Unfortunately, that’s not The Davis S. Pumpkins Animated Halloween Special’s aim. And if Saturday Night Live had any innocence when it came to overdoing it on David S. Pumpkins, it’s totally gone now.

This is basically the worst case scenario of what probably popped into your head upon learning of its existence. I don’t understand who this special’s audience is. David S. Pumpkins isn’t a character with particularly strong appeal to children, and the special isn’t written to satisfy comedy fans, so nobody walks away happy here.

The special essentially acts as a mild parody of past animated holiday specials. A young boy and his little sister come across David Pumpkins and through his weird magic powers, learn to enjoy Halloween again. The whole thing is bookended by very brief appearances by a live-action David S. Pumpkins.

Look, the whole thing with David S. Pumpkins is that his schtick causes confusion that’ll never be explained. That, combined with Tom Hank’s beautiful face, made for a great one-off Saturday Night Live sketch along the lines of the delightful Kevin Roberts bit with Larry David. The jokes here are pretty much the same. Pumpkins never explains anything about himself despite many frustrated questions from the protagonist, but at over twenty minutes this loses its charm early on. And a funny Tom Hanks facial expression just isn’t the same in animated form. Whatever worked about David S. Pumpkins is lost, and nothing worthwhile has replaced it.
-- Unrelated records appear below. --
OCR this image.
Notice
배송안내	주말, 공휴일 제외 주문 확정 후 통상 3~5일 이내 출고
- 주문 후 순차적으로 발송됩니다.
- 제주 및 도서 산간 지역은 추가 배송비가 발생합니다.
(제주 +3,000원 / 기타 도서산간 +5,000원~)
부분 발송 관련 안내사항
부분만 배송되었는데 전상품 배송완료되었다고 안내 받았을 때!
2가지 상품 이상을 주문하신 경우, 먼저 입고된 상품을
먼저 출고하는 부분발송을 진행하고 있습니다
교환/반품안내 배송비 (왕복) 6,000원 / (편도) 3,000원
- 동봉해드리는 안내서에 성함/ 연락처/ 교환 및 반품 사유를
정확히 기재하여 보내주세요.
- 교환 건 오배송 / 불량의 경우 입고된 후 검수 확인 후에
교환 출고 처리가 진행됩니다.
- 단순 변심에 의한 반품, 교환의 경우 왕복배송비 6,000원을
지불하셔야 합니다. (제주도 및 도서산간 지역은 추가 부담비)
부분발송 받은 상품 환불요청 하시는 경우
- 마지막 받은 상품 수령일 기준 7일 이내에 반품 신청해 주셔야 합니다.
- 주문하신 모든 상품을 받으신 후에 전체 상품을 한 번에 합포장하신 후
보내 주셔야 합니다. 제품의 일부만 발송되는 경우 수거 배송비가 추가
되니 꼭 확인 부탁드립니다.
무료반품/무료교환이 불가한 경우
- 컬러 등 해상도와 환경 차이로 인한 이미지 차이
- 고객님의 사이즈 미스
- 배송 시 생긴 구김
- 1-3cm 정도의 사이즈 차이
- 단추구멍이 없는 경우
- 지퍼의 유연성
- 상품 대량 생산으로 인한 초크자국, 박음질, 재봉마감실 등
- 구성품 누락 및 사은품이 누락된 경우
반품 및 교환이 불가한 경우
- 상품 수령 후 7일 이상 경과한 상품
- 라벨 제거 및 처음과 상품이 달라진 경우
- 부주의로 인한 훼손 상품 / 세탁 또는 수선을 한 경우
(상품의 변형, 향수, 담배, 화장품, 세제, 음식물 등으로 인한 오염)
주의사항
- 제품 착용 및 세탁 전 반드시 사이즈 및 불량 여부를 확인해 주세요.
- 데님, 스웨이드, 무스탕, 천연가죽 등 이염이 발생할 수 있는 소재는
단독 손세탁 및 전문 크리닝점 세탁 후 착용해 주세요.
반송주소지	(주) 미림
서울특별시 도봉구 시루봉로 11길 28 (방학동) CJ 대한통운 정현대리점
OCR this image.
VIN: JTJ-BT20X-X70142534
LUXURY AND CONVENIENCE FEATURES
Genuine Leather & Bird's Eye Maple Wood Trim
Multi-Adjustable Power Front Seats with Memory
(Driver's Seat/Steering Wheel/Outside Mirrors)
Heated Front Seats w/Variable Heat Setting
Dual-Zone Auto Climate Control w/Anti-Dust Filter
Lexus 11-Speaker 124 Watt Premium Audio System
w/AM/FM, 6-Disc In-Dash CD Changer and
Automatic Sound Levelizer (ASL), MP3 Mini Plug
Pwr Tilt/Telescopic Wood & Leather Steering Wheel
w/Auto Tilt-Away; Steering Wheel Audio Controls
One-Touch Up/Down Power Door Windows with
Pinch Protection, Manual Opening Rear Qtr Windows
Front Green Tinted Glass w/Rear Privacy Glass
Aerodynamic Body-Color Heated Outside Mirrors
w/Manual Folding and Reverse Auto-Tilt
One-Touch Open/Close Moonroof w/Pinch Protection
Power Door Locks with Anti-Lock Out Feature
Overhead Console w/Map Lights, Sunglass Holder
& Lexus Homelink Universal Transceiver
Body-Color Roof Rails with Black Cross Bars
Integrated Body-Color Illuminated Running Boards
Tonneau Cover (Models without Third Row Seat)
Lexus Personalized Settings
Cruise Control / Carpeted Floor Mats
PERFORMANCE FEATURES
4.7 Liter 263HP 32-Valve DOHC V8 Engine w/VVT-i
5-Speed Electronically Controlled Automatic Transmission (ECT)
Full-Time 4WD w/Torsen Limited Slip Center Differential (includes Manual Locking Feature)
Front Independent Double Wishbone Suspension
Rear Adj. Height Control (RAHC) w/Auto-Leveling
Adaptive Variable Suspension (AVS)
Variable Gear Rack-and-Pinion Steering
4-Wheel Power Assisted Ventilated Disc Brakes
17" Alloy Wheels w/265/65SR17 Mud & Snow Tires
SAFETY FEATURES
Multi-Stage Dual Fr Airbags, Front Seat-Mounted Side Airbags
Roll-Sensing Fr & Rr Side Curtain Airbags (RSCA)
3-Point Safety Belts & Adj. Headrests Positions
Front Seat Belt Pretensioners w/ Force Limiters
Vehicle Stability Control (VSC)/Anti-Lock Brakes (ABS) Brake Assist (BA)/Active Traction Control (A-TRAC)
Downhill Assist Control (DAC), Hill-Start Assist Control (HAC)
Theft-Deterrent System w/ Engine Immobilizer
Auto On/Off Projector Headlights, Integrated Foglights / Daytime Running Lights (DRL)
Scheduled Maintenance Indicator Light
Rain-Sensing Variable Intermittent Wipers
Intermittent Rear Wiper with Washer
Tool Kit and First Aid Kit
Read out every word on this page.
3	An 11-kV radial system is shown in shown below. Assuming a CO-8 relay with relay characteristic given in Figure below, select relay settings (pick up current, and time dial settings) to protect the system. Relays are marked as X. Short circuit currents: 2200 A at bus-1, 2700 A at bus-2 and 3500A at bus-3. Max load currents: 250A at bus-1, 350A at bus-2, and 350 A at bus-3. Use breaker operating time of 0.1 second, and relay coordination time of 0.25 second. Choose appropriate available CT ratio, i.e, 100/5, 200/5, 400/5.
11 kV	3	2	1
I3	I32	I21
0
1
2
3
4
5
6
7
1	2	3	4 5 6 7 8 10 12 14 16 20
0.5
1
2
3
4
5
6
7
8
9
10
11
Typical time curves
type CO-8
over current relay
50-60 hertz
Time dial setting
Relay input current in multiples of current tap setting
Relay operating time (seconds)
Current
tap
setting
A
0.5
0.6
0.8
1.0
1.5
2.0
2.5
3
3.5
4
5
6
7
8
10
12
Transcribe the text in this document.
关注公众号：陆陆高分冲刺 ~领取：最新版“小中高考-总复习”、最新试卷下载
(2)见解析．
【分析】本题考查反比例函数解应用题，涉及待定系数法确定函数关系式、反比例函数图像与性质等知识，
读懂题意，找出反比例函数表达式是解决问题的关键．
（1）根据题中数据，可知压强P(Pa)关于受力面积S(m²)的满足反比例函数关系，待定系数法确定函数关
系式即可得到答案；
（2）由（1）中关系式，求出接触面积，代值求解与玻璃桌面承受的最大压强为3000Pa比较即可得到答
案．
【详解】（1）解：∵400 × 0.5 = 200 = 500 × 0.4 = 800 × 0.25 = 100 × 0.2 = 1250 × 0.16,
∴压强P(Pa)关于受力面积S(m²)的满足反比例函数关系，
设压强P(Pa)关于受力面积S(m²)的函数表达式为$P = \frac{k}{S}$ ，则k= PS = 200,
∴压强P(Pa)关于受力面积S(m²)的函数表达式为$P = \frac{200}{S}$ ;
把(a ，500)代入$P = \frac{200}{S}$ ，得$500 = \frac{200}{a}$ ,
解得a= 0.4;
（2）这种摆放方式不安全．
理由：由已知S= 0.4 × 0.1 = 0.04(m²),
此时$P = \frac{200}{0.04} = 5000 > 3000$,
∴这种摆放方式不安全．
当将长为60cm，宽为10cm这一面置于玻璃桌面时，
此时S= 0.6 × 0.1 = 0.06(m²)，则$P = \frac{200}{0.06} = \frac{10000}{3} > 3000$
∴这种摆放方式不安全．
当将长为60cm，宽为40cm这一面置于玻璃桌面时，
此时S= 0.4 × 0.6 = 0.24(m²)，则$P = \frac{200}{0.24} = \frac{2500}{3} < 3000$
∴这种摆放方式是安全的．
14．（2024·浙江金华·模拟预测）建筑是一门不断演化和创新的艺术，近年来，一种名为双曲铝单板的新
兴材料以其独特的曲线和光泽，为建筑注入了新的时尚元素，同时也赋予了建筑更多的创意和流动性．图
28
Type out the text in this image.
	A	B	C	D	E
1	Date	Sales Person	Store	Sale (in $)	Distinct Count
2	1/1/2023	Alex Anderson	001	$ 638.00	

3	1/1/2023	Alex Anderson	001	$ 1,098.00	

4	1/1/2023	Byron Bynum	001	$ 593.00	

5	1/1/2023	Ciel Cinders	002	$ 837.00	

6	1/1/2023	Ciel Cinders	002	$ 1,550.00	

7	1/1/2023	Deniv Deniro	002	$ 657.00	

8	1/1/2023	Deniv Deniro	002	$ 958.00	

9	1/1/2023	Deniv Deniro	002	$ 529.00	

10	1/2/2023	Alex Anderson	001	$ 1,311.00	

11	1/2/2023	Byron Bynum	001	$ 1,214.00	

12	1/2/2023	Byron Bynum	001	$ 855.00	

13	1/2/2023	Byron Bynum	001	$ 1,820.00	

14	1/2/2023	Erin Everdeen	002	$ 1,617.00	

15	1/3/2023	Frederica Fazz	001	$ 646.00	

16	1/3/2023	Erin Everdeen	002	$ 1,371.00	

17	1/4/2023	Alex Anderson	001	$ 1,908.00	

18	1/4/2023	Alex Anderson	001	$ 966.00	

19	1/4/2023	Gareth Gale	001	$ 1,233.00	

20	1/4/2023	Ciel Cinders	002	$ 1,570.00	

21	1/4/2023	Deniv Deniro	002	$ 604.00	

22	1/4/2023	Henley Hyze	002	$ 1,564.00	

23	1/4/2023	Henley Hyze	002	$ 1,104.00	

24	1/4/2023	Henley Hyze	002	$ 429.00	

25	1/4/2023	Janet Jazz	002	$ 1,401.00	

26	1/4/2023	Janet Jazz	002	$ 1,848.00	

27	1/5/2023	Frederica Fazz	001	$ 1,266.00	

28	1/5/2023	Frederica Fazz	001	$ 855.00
It’s a shame because there could have been something good here, were it made with any kind of desire to subvert what an obvious cultural cash-grab this is. Instead, The David S. Pumpkin Halloween Special feels like a procrastinated homework assignment grudgingly put together by folks with way better things to do. If you missed it the other night, the show is on Hulu right now. But be warned, it may zap you of your Halloween spirit.